Why Royal Enfield 650s sound different from 350cc, 500cc [Video]

Exhaust Notes of Royal Enfield 650s Way Different From 350cc, 500cc Models? Know Why [Video]

Royal Enfield has launched their first-ever parallel-twin engine powered Interceptor and the Continental GT 650. Both the motorcycles carry an extremely impressive price tag, which has attracted a lot of youths. However, with the all-new bikes, Royal Enfield has used an all-new twin-cylinder engine, which changes the whole characteristics of the Royal Enfield bikes.

Known for their signature thump and popular in the market for the same exhaust note, the all-new 650 Twins do not offer the same signature thump. The above video published by DCV is a proof of the stark difference between the exhaust note of single-cylinder powered Royal Enfield motorcycles and the exhaust note of the all-new parallel-twin engine.

The differences between the exhaust note are because of the way engines are designed.

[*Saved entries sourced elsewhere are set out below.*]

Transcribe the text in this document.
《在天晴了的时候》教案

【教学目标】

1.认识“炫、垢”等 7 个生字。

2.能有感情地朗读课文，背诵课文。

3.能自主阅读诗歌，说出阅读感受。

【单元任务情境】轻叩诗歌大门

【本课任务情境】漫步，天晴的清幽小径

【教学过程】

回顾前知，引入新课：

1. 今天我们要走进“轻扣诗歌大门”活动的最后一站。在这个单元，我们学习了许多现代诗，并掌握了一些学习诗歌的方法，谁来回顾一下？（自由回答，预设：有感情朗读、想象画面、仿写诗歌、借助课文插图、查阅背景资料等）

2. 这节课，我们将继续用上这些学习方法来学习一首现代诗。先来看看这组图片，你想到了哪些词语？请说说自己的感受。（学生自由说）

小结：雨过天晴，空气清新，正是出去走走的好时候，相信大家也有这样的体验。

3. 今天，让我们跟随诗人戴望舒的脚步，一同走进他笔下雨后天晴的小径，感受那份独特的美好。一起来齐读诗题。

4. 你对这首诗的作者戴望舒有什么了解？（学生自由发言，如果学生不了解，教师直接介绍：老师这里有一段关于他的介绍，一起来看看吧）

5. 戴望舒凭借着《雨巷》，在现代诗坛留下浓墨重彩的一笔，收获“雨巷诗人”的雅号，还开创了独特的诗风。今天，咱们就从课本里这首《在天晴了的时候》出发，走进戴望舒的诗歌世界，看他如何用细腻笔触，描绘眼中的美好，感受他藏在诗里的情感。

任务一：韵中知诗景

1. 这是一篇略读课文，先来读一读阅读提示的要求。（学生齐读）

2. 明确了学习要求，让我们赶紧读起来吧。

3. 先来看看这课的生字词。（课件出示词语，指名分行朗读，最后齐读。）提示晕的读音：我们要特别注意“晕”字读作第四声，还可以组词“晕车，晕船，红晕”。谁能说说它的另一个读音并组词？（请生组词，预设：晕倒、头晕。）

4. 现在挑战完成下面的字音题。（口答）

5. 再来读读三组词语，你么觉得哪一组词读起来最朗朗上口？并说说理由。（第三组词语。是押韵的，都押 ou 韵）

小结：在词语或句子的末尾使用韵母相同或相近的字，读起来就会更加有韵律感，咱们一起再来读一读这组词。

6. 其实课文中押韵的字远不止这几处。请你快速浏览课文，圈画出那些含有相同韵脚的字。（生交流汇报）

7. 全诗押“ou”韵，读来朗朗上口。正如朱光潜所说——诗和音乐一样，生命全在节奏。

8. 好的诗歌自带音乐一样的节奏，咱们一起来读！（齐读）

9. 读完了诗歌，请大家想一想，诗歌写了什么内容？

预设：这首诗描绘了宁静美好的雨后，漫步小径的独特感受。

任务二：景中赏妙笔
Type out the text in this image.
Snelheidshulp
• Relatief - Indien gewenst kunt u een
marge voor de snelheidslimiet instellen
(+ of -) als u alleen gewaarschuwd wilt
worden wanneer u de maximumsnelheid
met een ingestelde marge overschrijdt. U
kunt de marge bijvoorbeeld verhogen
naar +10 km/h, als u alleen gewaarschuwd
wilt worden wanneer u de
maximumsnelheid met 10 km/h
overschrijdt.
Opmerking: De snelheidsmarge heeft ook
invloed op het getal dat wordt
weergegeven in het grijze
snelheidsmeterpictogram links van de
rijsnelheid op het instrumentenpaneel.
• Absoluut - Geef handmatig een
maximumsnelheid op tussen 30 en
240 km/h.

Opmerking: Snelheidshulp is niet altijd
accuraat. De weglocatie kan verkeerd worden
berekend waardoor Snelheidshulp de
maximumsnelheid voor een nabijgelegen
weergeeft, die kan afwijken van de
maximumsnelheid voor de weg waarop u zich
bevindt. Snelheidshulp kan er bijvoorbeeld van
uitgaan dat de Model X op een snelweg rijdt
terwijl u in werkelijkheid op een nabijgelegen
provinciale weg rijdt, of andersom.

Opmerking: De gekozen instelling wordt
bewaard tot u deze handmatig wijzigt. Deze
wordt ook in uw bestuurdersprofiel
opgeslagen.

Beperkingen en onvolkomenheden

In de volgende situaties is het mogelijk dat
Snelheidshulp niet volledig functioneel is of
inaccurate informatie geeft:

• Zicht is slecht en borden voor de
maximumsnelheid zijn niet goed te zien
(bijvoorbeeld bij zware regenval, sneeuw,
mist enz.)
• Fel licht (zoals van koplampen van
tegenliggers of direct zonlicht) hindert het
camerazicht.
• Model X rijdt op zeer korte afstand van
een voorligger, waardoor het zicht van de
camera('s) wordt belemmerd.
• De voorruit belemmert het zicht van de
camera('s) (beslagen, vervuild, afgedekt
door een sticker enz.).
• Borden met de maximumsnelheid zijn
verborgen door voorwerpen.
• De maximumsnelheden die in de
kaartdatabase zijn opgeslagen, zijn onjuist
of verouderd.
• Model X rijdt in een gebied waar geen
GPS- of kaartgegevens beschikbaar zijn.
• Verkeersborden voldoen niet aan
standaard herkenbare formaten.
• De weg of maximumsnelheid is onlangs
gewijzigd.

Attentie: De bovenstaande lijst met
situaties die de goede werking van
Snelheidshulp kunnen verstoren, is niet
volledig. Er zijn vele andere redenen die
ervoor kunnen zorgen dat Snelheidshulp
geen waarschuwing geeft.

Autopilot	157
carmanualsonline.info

The single-cylinder 350cc and 500cc engines of the Royal Enfield have long strokes compared to the newly launched 650cc engine. Long strokes are inversely proportionate to the average piston time of the engine. Which means the piston takes a longer travel inside the sleeve and it takes more time to complete the cycle.

Royal Enfield Exhausts Comparison Featured

It translates into a longer time difference between each blast inside the combustion chamber. The time difference between each cycle gives more time to the exhaust gases to escape and each thump can be heard loud and clear individually. This gives the signature thump to the single-cylinder Royal Enfield motorcycles. While long stroke engines are not good to extract power, it sure very torque-rich.

The Royal Enfield 650cc engine has a relatively shorter stroke. There are twin pistons operating inside because it is a parallel-twin engine and each piston has a stroke length of 67.8mm, which is much lower than the 90mm stroke of both the 350cc and the 500cc Royal Enfield engines. The shorter stroke means that the piston has to travel less, which ensures quicker combustion cycles. The average speed of pistons in a smaller stroke engine is much higher, which creates a different sound altogether. Now, there are two cylinders in the 650 twins, which are working alternatively to move the crank. It creates a unique sound, which sounds like rumble than the thump.

It should also be noted that the shorter stroke engines can reach higher RPMs when compared to the longer stroke engines. The Royal Enfield 350cc engine produces the maximum power of 19.8 Bhp at 5,250 rpm and a peak torque of 28 Nm at 4,000 rpm. The 500cc engine produces a maximum of 27.2 Bhp at 5,250 rpm and 41.3 Nm at 4,000 rpm. The all-new parallel-twin engine can rev much higher and churns out its maximum power at a much higher power brand. The new 650cc engine produces a maximum of 47 Bhp at 7,100 rpm and a peak torque of 52 Nm at 5,250 rpm.

Yes, the all-new Royal Enfield has lost the charm of its signature thump but it sure is attractive enough for the enthusiasts and Royal Enfield lovers, especially with the price tag it comes with.